Preventative Measures

  • Teach young children to swim as early as you feel is appropriate. Learning to swim is a skill that will last a lifetime, and may even save a life. Children who are comfortable in the water at an early age will be at less risk in or near water.

  • Make sure that kids know how to deal with an emergency in the water. Let them know that they must try and alert a lifeguard or adult if they notice anyone in difficulty or are struggling themselves. Have them learn the phone number for emergency services. Blue light emergency services in Ireland can be reached on 112 or 999.

  • Watch out for jagged rocks or broken glass on beaches. Have children wear footwear in water where there is a risk of sharp rocks or uneven surfaces underfoot.

  • Make sure that kids are aware of the rules around water. Don’t allow them to jump or dive in areas where signs prohibit this behaviour. Rules are not created to stop fun being had, they are put in place in order to keep people safe. Teach your kids about appropriate behaviour in and around water.

  • Ensure that kids are wearing life vests with proper head support if taking part in watersports activities or if you will be on a boat. Arm bands or inflatable water supports will not necessarily save a child from drowning.




Awareness

  • Remember that anyone and everyone is at risk of drowning. Young children are particularly vulnerable as they can drown in as little as 6 cm of water. Older children may overestimate their abilities or underestimate weather and water conditions. A competent swimmer is even at risk of drowning as water conditions are unpredictable and changeable.

  • NEVER leave children unsupervised around water. If there are multiple children and adults in an area, take turns to watch the kids in the water. This way, adults will not accidentally be distracted and leave kids with no supervision.

  • Always check how deep a pool or sea area is before allowing children to swim. Water can be deceiving and may seem like it is much more shallow than it really is. Pools and seas can have steep and unexpected drops.

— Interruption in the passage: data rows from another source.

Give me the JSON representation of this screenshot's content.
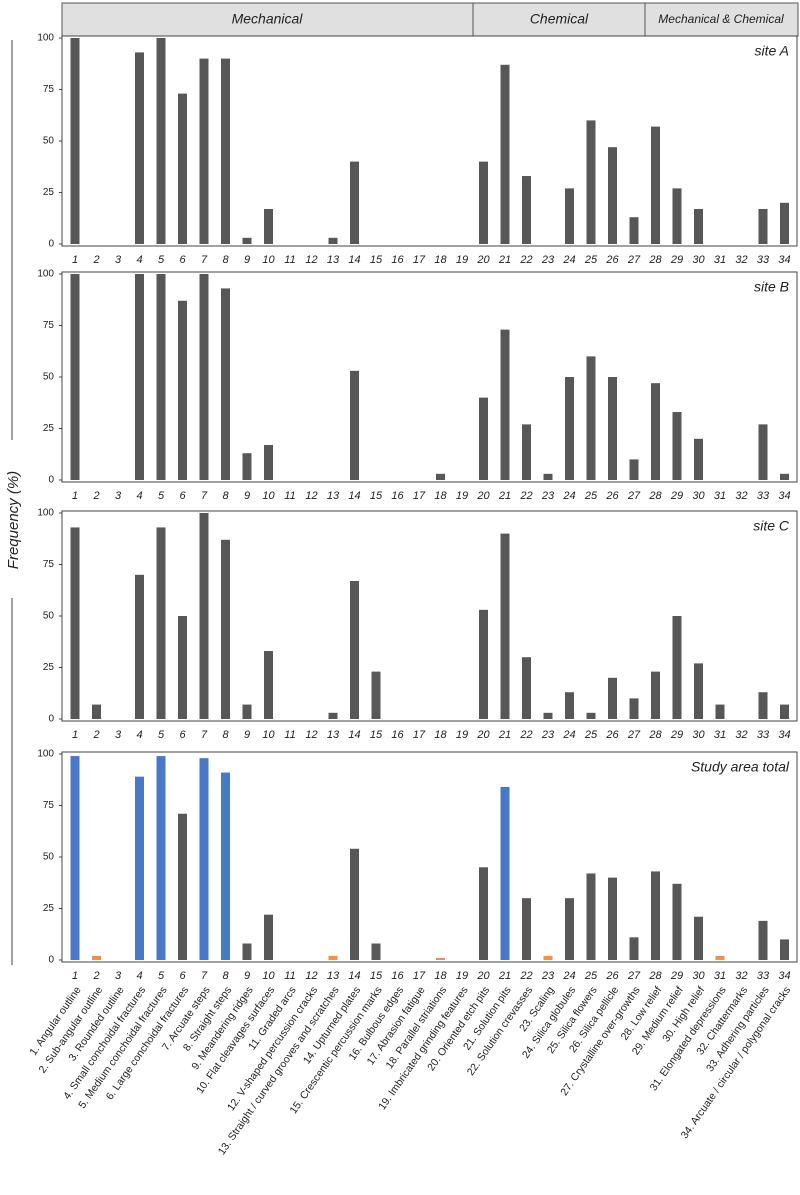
{
  "header_groups": [
    "Mechanical",
    "Chemical",
    "Mechanical & Chemical"
  ],
  "y_label": "Frequency (%)",
  "chart_data": [
    {
      "type": "bar",
      "title": "site A",
      "color": "#575757",
      "ylim": [
        0,
        100
      ],
      "yticks": [
        0,
        25,
        50,
        75,
        100
      ],
      "categories": [
        "1",
        "2",
        "3",
        "4",
        "5",
        "6",
        "7",
        "8",
        "9",
        "10",
        "11",
        "12",
        "13",
        "14",
        "15",
        "16",
        "17",
        "18",
        "19",
        "20",
        "21",
        "22",
        "23",
        "24",
        "25",
        "26",
        "27",
        "28",
        "29",
        "30",
        "31",
        "32",
        "33",
        "34"
      ],
      "values": [
        100,
        0,
        0,
        93,
        100,
        73,
        90,
        90,
        3,
        17,
        0,
        0,
        3,
        40,
        0,
        0,
        0,
        0,
        0,
        40,
        87,
        33,
        0,
        27,
        60,
        47,
        13,
        57,
        27,
        17,
        0,
        0,
        17,
        20
      ]
    },
    {
      "type": "bar",
      "title": "site B",
      "color": "#575757",
      "ylim": [
        0,
        100
      ],
      "yticks": [
        0,
        25,
        50,
        75,
        100
      ],
      "categories": [
        "1",
        "2",
        "3",
        "4",
        "5",
        "6",
        "7",
        "8",
        "9",
        "10",
        "11",
        "12",
        "13",
        "14",
        "15",
        "16",
        "17",
        "18",
        "19",
        "20",
        "21",
        "22",
        "23",
        "24",
        "25",
        "26",
        "27",
        "28",
        "29",
        "30",
        "31",
        "32",
        "33",
        "34"
      ],
      "values": [
        100,
        0,
        0,
        100,
        100,
        87,
        100,
        93,
        13,
        17,
        0,
        0,
        0,
        53,
        0,
        0,
        0,
        3,
        0,
        40,
        73,
        27,
        3,
        50,
        60,
        50,
        10,
        47,
        33,
        20,
        0,
        0,
        27,
        3
      ]
    },
    {
      "type": "bar",
      "title": "site C",
      "color": "#575757",
      "ylim": [
        0,
        100
      ],
      "yticks": [
        0,
        25,
        50,
        75,
        100
      ],
      "categories": [
        "1",
        "2",
        "3",
        "4",
        "5",
        "6",
        "7",
        "8",
        "9",
        "10",
        "11",
        "12",
        "13",
        "14",
        "15",
        "16",
        "17",
        "18",
        "19",
        "20",
        "21",
        "22",
        "23",
        "24",
        "25",
        "26",
        "27",
        "28",
        "29",
        "30",
        "31",
        "32",
        "33",
        "34"
      ],
      "values": [
        93,
        7,
        0,
        70,
        93,
        50,
        100,
        87,
        7,
        33,
        0,
        0,
        3,
        67,
        23,
        0,
        0,
        0,
        0,
        53,
        90,
        30,
        3,
        13,
        3,
        20,
        10,
        23,
        50,
        27,
        7,
        0,
        13,
        7
      ]
    },
    {
      "type": "bar",
      "title": "Study area total",
      "ylim": [
        0,
        100
      ],
      "yticks": [
        0,
        25,
        50,
        75,
        100
      ],
      "categories": [
        "1",
        "2",
        "3",
        "4",
        "5",
        "6",
        "7",
        "8",
        "9",
        "10",
        "11",
        "12",
        "13",
        "14",
        "15",
        "16",
        "17",
        "18",
        "19",
        "20",
        "21",
        "22",
        "23",
        "24",
        "25",
        "26",
        "27",
        "28",
        "29",
        "30",
        "31",
        "32",
        "33",
        "34"
      ],
      "values": [
        99,
        2,
        0,
        89,
        99,
        71,
        98,
        91,
        8,
        22,
        0,
        0,
        2,
        54,
        8,
        0,
        0,
        1,
        0,
        45,
        84,
        30,
        2,
        30,
        42,
        40,
        11,
        43,
        37,
        21,
        2,
        0,
        19,
        10
      ],
      "colors": [
        "#4a78c9",
        "#f0914a",
        "#575757",
        "#4a78c9",
        "#4a78c9",
        "#575757",
        "#4a78c9",
        "#4a78c9",
        "#575757",
        "#575757",
        "#575757",
        "#575757",
        "#f0914a",
        "#575757",
        "#575757",
        "#575757",
        "#575757",
        "#f0914a",
        "#575757",
        "#575757",
        "#4a78c9",
        "#575757",
        "#f0914a",
        "#575757",
        "#575757",
        "#575757",
        "#575757",
        "#575757",
        "#575757",
        "#575757",
        "#f0914a",
        "#575757",
        "#575757",
        "#575757"
      ],
      "category_names": [
        "1. Angular outline",
        "2. Sub-angular outline",
        "3. Rounded outline",
        "4. Small conchoidal fractures",
        "5. Medium conchoidal fractures",
        "6. Large conchoidal fractures",
        "7. Arcuate steps",
        "8. Straight steps",
        "9. Meandering ridges",
        "10. Flat cleavages surfaces",
        "11. Graded arcs",
        "12. V-shaped percussion cracks",
        "13. Straight / curved grooves and scratches",
        "14. Upturned plates",
        "15. Crescentic percussion marks",
        "16. Bulbous edges",
        "17. Abrasion fatigue",
        "18. Parallel striations",
        "19. Imbricated grinding features",
        "20. Oriented etch pits",
        "21. Solution pits",
        "22. Solution crevasses",
        "23. Scaling",
        "24. Silica globules",
        "25. Silica flowers",
        "26. Silica pellicle",
        "27. Crystalline over-growths",
        "28. Low relief",
        "29. Medium relief",
        "30. High relief",
        "31. Elongated depressions",
        "32. Chattermarks",
        "33. Adhering particles",
        "34. Arcuate / circular / polygonal cracks"
      ]
    }
  ]
}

  • Remember that body temperature drops much quicker in water than on land, if you notice kids shivering or turning blue, remove them from the water immediately. Don’t let kids stay in the water for too long as they may be unaware that their temperature is dropping.

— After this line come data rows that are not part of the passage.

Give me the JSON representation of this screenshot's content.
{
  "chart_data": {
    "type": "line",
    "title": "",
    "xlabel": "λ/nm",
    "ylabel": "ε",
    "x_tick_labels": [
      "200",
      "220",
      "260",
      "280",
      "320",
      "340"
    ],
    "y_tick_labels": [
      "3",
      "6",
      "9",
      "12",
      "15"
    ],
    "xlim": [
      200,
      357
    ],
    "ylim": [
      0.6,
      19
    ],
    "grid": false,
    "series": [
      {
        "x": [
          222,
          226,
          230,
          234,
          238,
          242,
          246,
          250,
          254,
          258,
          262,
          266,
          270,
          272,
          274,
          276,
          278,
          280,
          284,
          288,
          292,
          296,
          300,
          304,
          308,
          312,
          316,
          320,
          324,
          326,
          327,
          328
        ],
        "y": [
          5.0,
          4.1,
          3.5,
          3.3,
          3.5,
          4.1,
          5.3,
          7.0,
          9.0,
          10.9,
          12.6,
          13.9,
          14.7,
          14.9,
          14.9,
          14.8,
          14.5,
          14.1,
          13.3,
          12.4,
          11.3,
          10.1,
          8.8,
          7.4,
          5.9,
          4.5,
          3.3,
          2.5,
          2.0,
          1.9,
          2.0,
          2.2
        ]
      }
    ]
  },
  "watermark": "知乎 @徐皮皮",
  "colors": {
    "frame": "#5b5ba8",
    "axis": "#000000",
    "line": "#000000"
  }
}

  • Be extremely careful with inflatable water toys. Don’t allow kids to take water mattresses or lilos into the sea with them as there is a risk that they will be swept out to sea on the currents. Make sure to remove all water toys from pools in the evening time as kids often get into trouble trying to retrieve toys from pools.

  • Make smart choices - don’t bring a sick child swimming and do not bring children to swim in areas where water quality is bad. Water can carry harmful bacteria and spread illness and disease. Red flags are usually flown where water quality is considered unsafe.

  • Finally, remember that kids do not have to be at the beach or pool to be at risk of drowning. It is possible to drown in very small volumes of water and small patches of water are enough to cause a small child to drown. Children are at risk around puddles, ponds and ditches which may be found in the most unexpected of places.